Hello!
This is not my first time asking about this, but this time around I am out of options. I need to run cluster.split (because when I run normal clustering I am loosing sequences in my positive control, namely my Salmonella unless I cluster at 0.005) So I want to use cluster.split to make sure that my positive control says as it should be and cluster everything under at 0.03.

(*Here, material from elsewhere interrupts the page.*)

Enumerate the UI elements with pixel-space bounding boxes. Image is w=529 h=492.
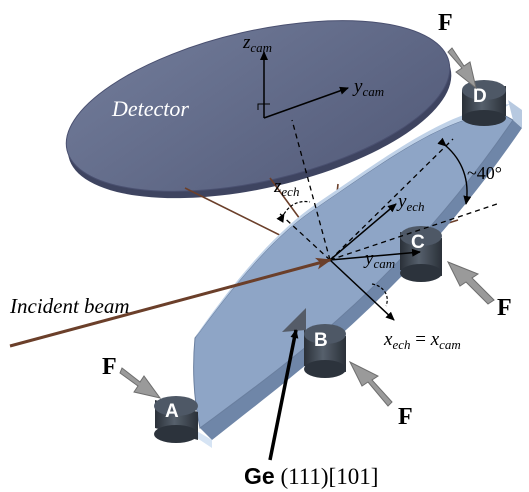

But, when I run it, I get many error messages: "Your group file contains 390863 sequences and list file contains 390790 sequences. Please correct.
"
Which does not make sense to me since I am running my batch file using “current” for all files, therefore all files are correctly used. I am using 32 thread, is this a problem with using multiple or too much paralleling? I need to run around 700 samples together. Thanks for your input. Here is the spec I am using to run the samples (it takes me 23 hours to run, version v.1.44.3 which is the latest available on the computer servers I use) and my batch file.
Kind regards,
mem=128000M
cpus-per-task=32
set.current(processors=32)
set.logfile(name=megacampy_logFile_clustersplit)
make.contigs(file=megacampy.files, oligos=primers.oligo.txt, checkorient=t, pdiffs=0, maxee=2,deltaq=6)
summary.seqs(fasta=current)
screen.seqs(fasta=current, group=current, summary=current, maxambig=0, maxhomop=70)
count.groups(group=current)
summary.seqs(fasta=current)
unique.seqs(fasta=current)
count.seqs(name=current, group=current)
summary.seqs(fasta=current, count=current)
align.seqs(fasta=current, reference=silva.nr_v132.pcr.align, flip=t)
summary.seqs(fasta=current, count=current)
count.groups(group=current)
screen.seqs(fasta=current, count=current, summary=current, start=1968, end=11550)
count.groups(count=current)
summary.seqs(fasta=current, count=current)
filter.seqs(fasta=current, vertical=T, trump=.)
unique.seqs(fasta=current, count=current)
count.groups(count=current)
summary.seqs(fasta=current, count=current)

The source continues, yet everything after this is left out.